Panelde ülkemizin seçkin şahsiyetlerinin ortaya koyduğu görüşler, kısa zamanda yurt içinde ve dışında öylesine etkili oldu ki, biz bile inanamadık. Nitekim ilk sonucu, 12 Ocak'ta ABD, İngiltere ve AB'nin de araya girmesiyle, BM gözetiminde sürdürülecek müzakerelerin başlamadan dağılması oldu.
Konuşmacılar Akıncı'ya yetkisini aşmamasını, Garanti ve İttifak Anlaşmaları, Ada'da bulunan Türk askeri, toprak meselesi, Güzelyurt ve Karpaz gibi önemli konularda taviz vermekten kaçınmasını hatırlattılar. "Kıbrıs Türkü'nün büyük önderi Rauf Denktaş, Kıbrıs'ta adil, dengeli ve kalıcı bir çözümün olmazsa olmaz şartlarının, kendisinin Birleşmiş Milletlere de tescil ettirdiği gibi siyasi eşitlik, eşit egemenlik ve iki kesimlilik ilkeleri olduğunu" vurguladılar.
Yunan - Rum tarafının amacının adaya bütünüyle el koymak olduğuna, Yunanistan Başbakanı Alexis Çipras'ın "Yunanistan, garantilerin tasfiyesi ve Ada'da tek bir Türk askeri kalmaması ilkesinden geri adım atmayacaktır" beyanı ile GKRY Başkanı Anastasiadis'in, "Anlaşmada Türk askerinin çekilmesine ilişkin takvim... ile garantilerin kaldırılmasına ilişkin düzenlemelerin de yer alacağını..." açıkça söylemeleri, çözümsüzlüğün kaynağının ne olduğunu göstermektedir.
Elekdağ'ın çözüm için ise: " federasyon modelinin Ada'nın sosyolojik gerçeklerine uymadığı kanısındayım.
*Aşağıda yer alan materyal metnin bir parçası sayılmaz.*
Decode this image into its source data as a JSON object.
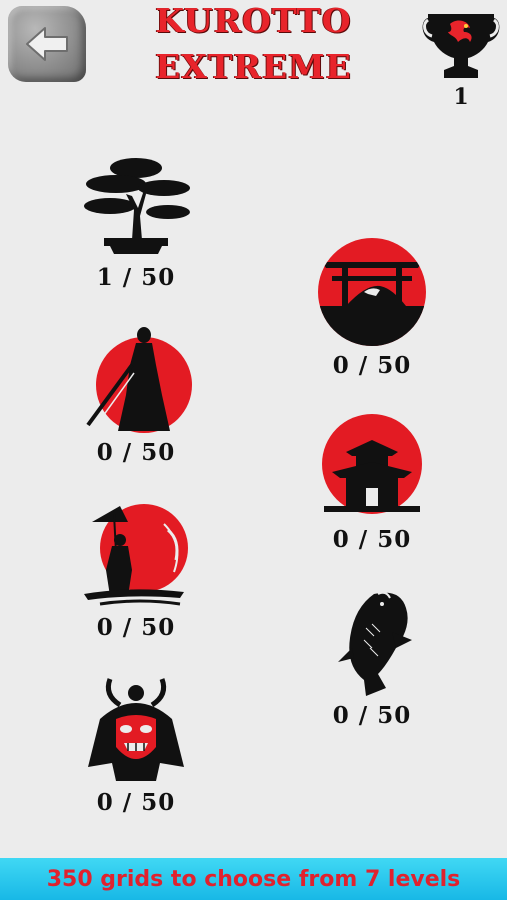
{
  "header": {
    "title_line1": "KUROTTO",
    "title_line2": "EXTREME",
    "trophy_count": "1"
  },
  "levels": [
    {
      "name": "bonsai",
      "progress": "1 / 50"
    },
    {
      "name": "samurai",
      "progress": "0 / 50"
    },
    {
      "name": "umbrella-woman",
      "progress": "0 / 50"
    },
    {
      "name": "samurai-mask",
      "progress": "0 / 50"
    },
    {
      "name": "torii-gate",
      "progress": "0 / 50"
    },
    {
      "name": "pagoda",
      "progress": "0 / 50"
    },
    {
      "name": "koi-fish",
      "progress": "0 / 50"
    }
  ],
  "banner": {
    "text": "350 grids to choose from 7 levels"
  },
  "icons": {
    "back": "back-arrow-icon",
    "trophy": "trophy-icon"
  },
  "colors": {
    "title_red": "#e8242b",
    "sun_red": "#e31b23",
    "banner_bg": "#29c6ee"
  }
}
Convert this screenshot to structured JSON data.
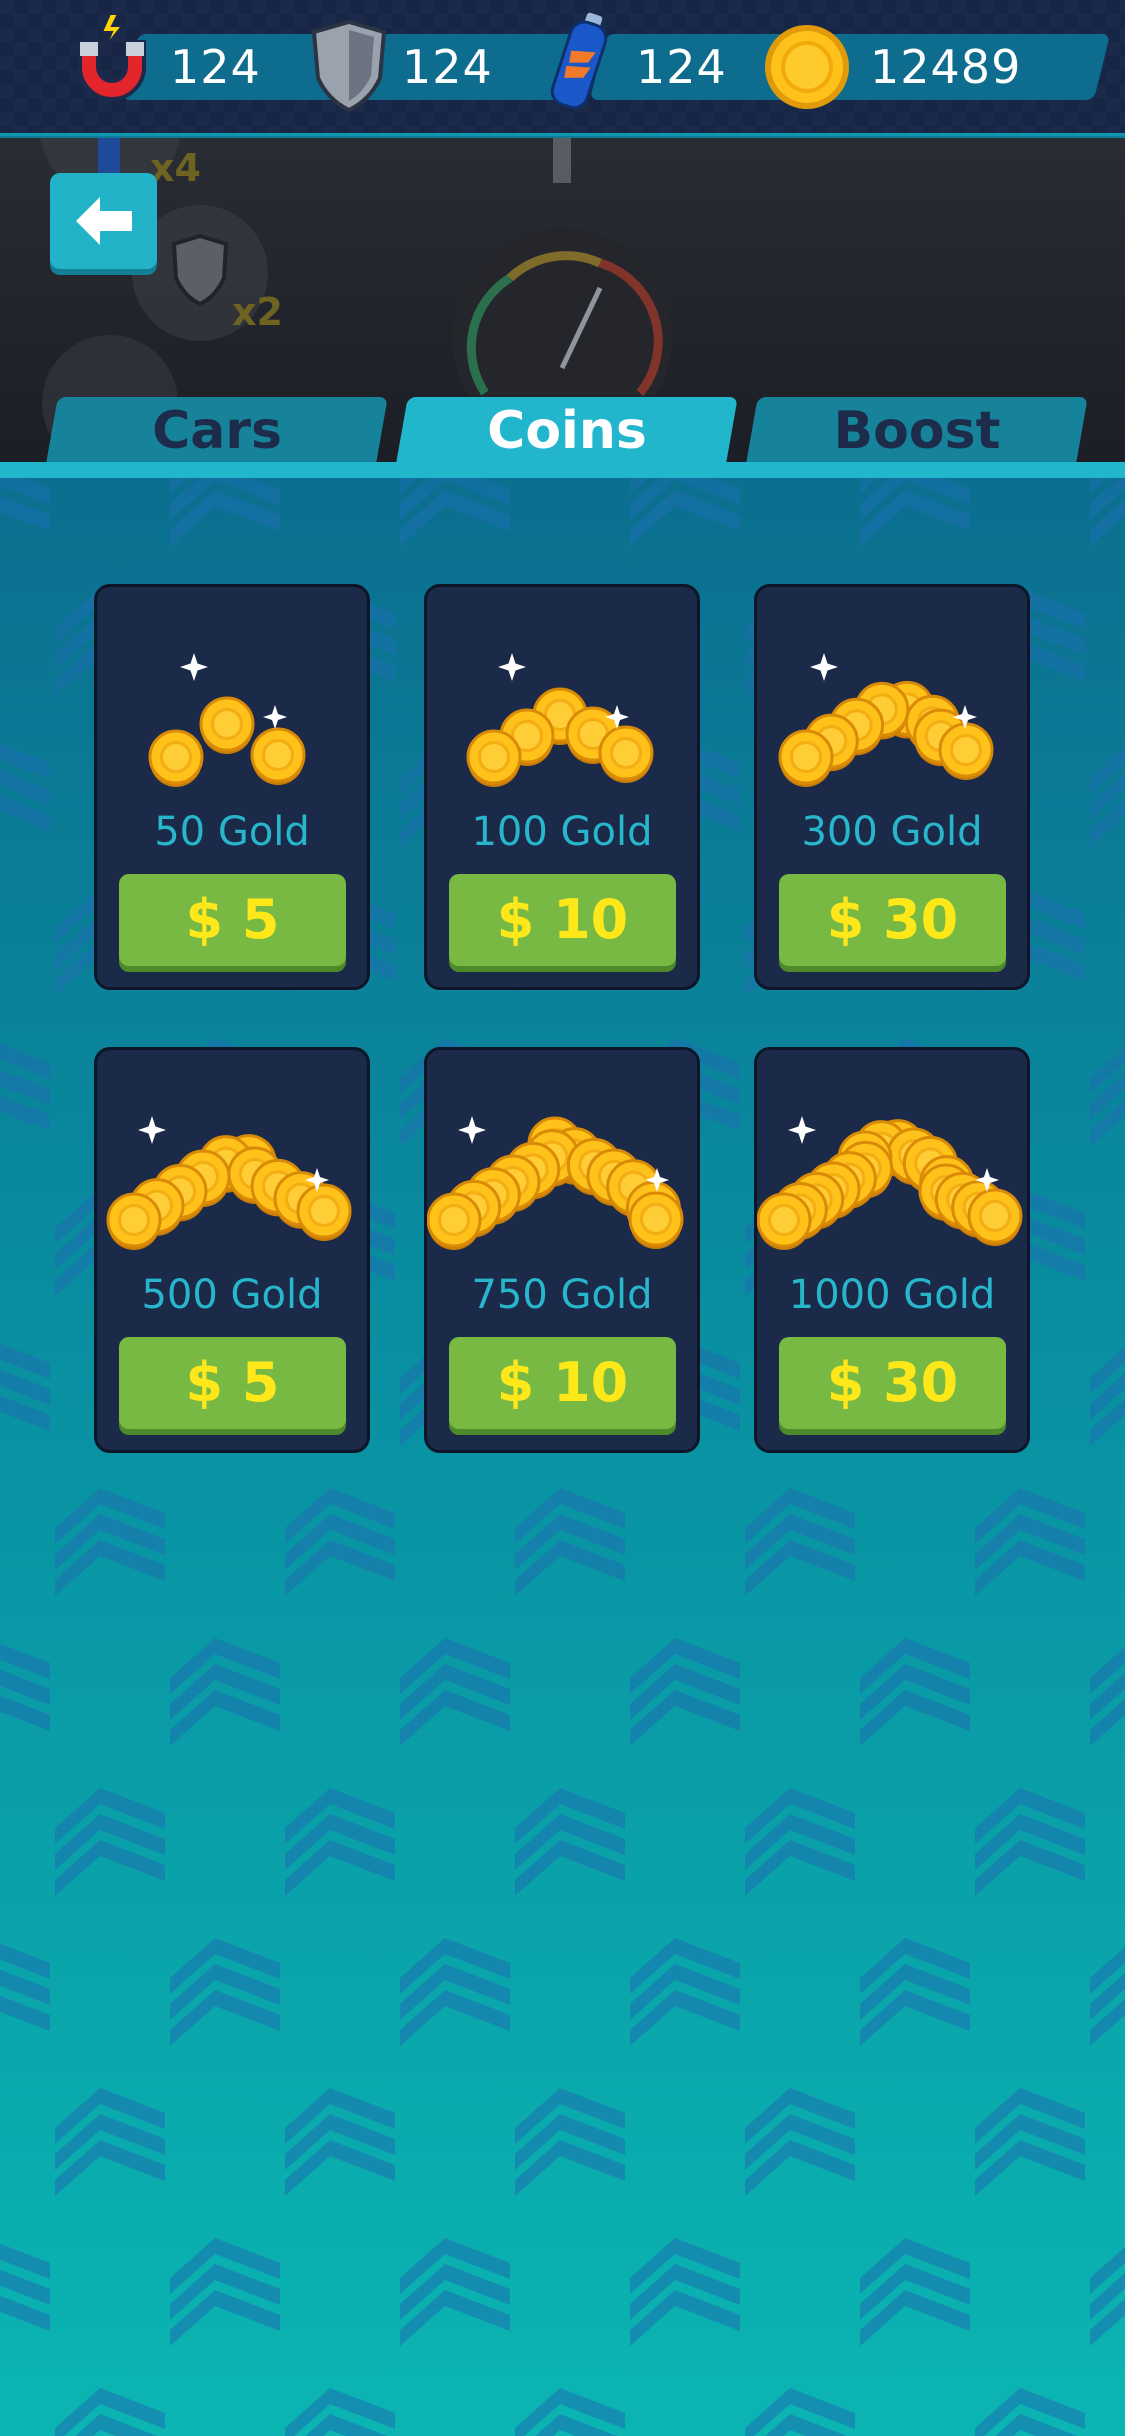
{
  "resources": [
    {
      "icon": "magnet-icon",
      "value": "124"
    },
    {
      "icon": "shield-icon",
      "value": "124"
    },
    {
      "icon": "nitro-bottle-icon",
      "value": "124"
    },
    {
      "icon": "gold-coin-icon",
      "value": "12489"
    }
  ],
  "tabs": [
    {
      "label": "Cars",
      "active": false
    },
    {
      "label": "Coins",
      "active": true
    },
    {
      "label": "Boost",
      "active": false
    }
  ],
  "packs": [
    {
      "label": "50 Gold",
      "price": "$ 5"
    },
    {
      "label": "100 Gold",
      "price": "$ 10"
    },
    {
      "label": "300 Gold",
      "price": "$ 30"
    },
    {
      "label": "500 Gold",
      "price": "$ 5"
    },
    {
      "label": "750 Gold",
      "price": "$ 10"
    },
    {
      "label": "1000 Gold",
      "price": "$ 30"
    }
  ],
  "scene": {
    "multiplier_1": "x4",
    "multiplier_2": "x2"
  },
  "colors": {
    "accent": "#22b6cc",
    "buy_button": "#78b944",
    "price_text": "#ffe81a",
    "card_bg": "#1b2a48"
  }
}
Ayrıca, Rum tarafı, federal model kisvesi altında hep üniter bir sistemi dayatmaya çalışıyor. Kıbrıs'a en iyi çözüm,… iki bağımsız devletin oluşturacağı konfederal bir sistemdir." dedi.
(Okuyucularımız tarihi sunumların tam metnini, elektronik posta ile MDM'den isteyebilirler.)
Kıbrıs'ta yeni dönem
Tavizlere dayalı siyaset, ülkeyi bugünlere getirdi. Meseleyi yakından takip eden uzmanlardan Gözde Kılıç Yaşin'e göre durum şu: "Rum liderler, Ulusal Konsey'lerinin (bağlayıcı olan. SS) kararlarını uygularlar. Kesin karar ise egemenliği paylaşmamak, 1960 hukukuna dönmemek. Egemenlik paylaşılmıyorsa federasyondan da bahsedilemiyor. Federasyon olamıyorsa iki seçenek vardır: KKTC'yi lağvederek Rumların çoğunluk, Türklerin azınlık olduğunu kabul edip Rum idaresindeki mevcut yapıya vatandaşlık haklarından ibaret bir hukuki donanımla girmek ya da mevcut devletin varlığının kabul edilmesi için direnmek. Kıbrıs meselesinin özü budur. 50 yıl boyunca da buydu ama konjonktür Türkiye'yi müzakere masası kurulmasını teşvik etmeye zorluyordu."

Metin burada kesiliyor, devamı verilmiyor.